Principle:
Activity of enzyme is defined as the micromoles of product formed per ml of enzyme solution under the optimum conditions. The determination of specific activity of enzyme involves two steps estimation of protein by F.C. Methos and estimation of product (glucose) by DNS method.
The FC method is one of the best methods for protein estimation. In this molybdate in the phosphomolybolate tungstate complex is reduced by tyrosine and tryptophan residues of proteins to give blue color.
The formation of blue color is enhanced by cupric ions.
In DNS reaction, when alkaline solution of 3,5- Dinitro Salicylic (DNS) acid is heated with a reducing sugar, the acid is reduced to give a red color.
Reagents required:
- 1% Starch
- Alkaline copper reagent
- Folin- Ciocalteau (FC) reagent
- Standard protein solution
Stock solution: Prepare 1mg/ml bovine serum albumin solutions
- Working Solution: Dilute 20 ml of stock solution to 100ml with distilled water.
- Standard Glucose Solution: Prepare 1 mg/ml glucose solution
- 3,5 Dinitro Salicylate Solution: Dissolve 1.0g of 3,5 Dinitro salicylic acid in 20 ml of 2N NaoH solution. Add this solution carefully to 50 ml of water containing 30g of Potassium sodium tartrate tetrahydrate, also known as Rochelle salt. Make the volume to 100ml by distilled water.

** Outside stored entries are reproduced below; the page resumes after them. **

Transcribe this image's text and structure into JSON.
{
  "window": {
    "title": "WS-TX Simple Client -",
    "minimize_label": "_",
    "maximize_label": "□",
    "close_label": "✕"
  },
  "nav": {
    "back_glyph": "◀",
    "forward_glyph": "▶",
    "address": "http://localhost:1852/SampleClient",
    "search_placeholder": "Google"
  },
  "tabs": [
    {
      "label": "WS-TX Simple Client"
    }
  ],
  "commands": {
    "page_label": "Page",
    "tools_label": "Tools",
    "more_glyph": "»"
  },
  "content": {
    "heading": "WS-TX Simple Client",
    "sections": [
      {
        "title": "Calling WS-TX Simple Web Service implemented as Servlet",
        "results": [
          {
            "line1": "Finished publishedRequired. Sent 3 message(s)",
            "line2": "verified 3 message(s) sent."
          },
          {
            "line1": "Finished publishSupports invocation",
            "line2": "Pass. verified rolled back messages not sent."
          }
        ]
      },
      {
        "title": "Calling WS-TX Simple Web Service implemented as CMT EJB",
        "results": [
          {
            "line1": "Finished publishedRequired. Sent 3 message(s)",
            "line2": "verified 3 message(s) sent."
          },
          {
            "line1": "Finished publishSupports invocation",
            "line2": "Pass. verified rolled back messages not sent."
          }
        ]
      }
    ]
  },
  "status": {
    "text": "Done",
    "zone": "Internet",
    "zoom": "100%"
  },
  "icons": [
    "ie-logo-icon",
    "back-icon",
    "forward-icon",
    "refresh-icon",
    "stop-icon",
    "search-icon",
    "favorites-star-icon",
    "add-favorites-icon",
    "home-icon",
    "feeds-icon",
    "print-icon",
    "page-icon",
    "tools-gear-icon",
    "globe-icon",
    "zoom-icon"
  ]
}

- Salivary amylase: Collect human saliva and dilute it 1:200 with phosphate buffer (pH 6.9)
Procedure:
Part A:
Estimation of protein in saliva by FC method:
Pipette aliquots of standard protein solution in the test tubes and make the final volume 1 ml with water in each case. Add 5ml of alkaline copper reagent to all the test tubes. After 10 minutes add 0.5ml of FC reagent. After 20 minutes, read the absorbance at 660nm against blank. Plot standard graph accordingly. In another fresh test tube take 1 ml of salivary amylase enzyme and add 5 ml of alkaline copper reagent. After 10 min, add 0.5ml FC reagent and after 20 minutes read the absorbance at 660 nm. Determine the amount of protein in the given salivary amylase solution by comparing the absorbance with standard curve.
Part B:
 Estimation of glucose (product) by DNS method:
Pipette out different aliquots of standard glucose into different test tubes and make the final volume to 2.0ml with distilled water in each test tubes. Add 2ml of DNS reagent and mix it well. Keep the tubes in boiling water bath for 15 minutes. Cool it and mix the content thoroughly and read the absorbance at 540 nm against the blank solution. Plot the standard graph.
In another test tube take 1 ml of salivary amylase enzyme and 1ml of 1% starch. After 10 minutes determine the amount of product-glucose formed by adding 2ml of DNS reagent and boil it for 15minutes accordingly and read the absorbance at 540nm and compare it with standard graph.